What can you tell me about diamond dust mirrors and how they were made?

Apparently "diamond dust" mirrors were fairly popular around the turn of the 20th century, but I can't seem to find any good info on them. I've got one search result that defines "diamond dust" as an effect that's caused by the mercury backing on the mirror degrading, but no other sites seem to agree with this. I've found tons of results talking about, describing, or even with pictures of diamond dust mirrors, but none have much information as to what actually qualifies a mirror to be called a diamond dust mirror, whether actual diamond dust is really used to make them, and if so, how.

And if you really want to know, this is for a historical reenactment event - a guided tour of an old mining town.
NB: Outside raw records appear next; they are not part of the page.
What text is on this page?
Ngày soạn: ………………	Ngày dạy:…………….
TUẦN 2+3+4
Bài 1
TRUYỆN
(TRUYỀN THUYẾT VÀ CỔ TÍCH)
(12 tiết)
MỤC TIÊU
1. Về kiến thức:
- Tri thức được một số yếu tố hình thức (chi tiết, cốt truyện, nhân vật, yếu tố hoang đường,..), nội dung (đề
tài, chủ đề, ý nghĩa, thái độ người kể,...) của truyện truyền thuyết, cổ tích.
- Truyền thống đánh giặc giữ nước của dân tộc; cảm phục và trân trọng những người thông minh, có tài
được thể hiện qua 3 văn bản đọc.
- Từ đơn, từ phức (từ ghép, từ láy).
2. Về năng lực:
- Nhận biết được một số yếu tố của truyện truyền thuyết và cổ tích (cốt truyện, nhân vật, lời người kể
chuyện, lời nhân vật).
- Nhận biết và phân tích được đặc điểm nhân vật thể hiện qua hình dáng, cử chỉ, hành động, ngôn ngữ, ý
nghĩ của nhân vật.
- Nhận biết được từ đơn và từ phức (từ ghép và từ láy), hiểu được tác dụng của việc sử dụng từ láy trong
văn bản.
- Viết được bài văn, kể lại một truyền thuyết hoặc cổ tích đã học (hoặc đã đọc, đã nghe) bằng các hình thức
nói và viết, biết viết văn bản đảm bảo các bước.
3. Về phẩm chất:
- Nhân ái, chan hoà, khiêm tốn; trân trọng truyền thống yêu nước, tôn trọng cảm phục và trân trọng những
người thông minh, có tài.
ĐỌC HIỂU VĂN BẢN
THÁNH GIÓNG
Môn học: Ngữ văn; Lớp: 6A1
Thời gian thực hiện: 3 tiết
I'm playing a local saloonkeeper, and reports say his saloon featured a large diamond dust mirror behind the bar. In fact, one of the more colorful stories about the saloon and its patrons involves the mirror, and the source of this tale stresses that it was a diamond dust mirror, but doesn't explain what that means.
posted by attercoppe to Grab Bag (4 answers total)
 
Diamond dust is used as a very mild abrasive and may have been used to polish mirrors to very high reflectivity. It appears to be used today for mirrors used in astronomy.
posted by Mr. Six at 8:48 PM on June 12, 2006


Modern mirror-making (i.e. with float glass) didn't occur until the 1900's. Mirrors were routinely made with tin and mercury before then, because it was difficult to get truly flat sheets of glass.

Modern use of diamond dust in manufacturing is due to the fact that industrial diamonds can now be produced fairly cheaply.
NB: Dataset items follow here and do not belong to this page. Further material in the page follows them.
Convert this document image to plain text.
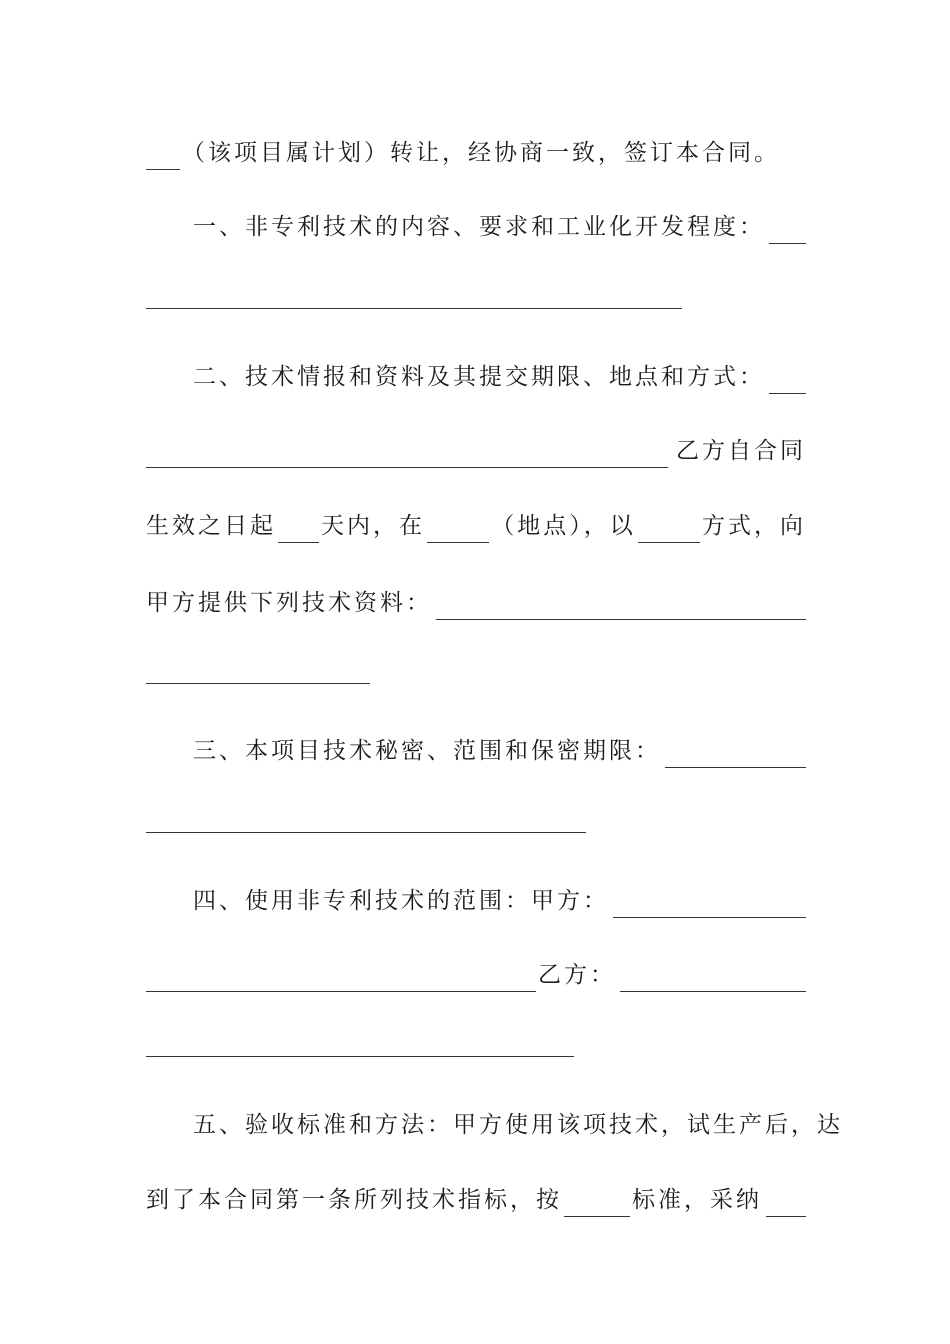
（该项目属计划）转让，经协商一致，签订本合同。
一、非专利技术的内容、要求和工业化开发程度：
二、技术情报和资料及其提交期限、地点和方式：
乙方自合同
生效之日起 天内，在	（地点），以	方式，向
甲方提供下列技术资料：
三、本项目技术秘密、范围和保密期限：
四、使用非专利技术的范围：甲方：
乙方：
五、验收标准和方法：甲方使用该项技术，试生产后，达
到了本合同第一条所列技术指标，按	标准，采纳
I would guess that "diamond dust" doesn't have anything to do with the manufacturing process, only the appearance of an antique mirror with fine cracking and perhaps the desire of antique salespeople not to point out that the mirrors contain mercury in possibly harmful amounts.
posted by jellicle at 5:33 AM on June 13, 2006


"That phenomena that sometimes occurs when mercury backed mirrors begin to break down appearing as if diamond dust were blown on the mirror."

http://www.mirrorx2.com/Non_frames/terms.html
posted by jdfan at 1:16 PM on June 13, 2006


jdfan, that's the one site I referred to that no one else seems to agree with.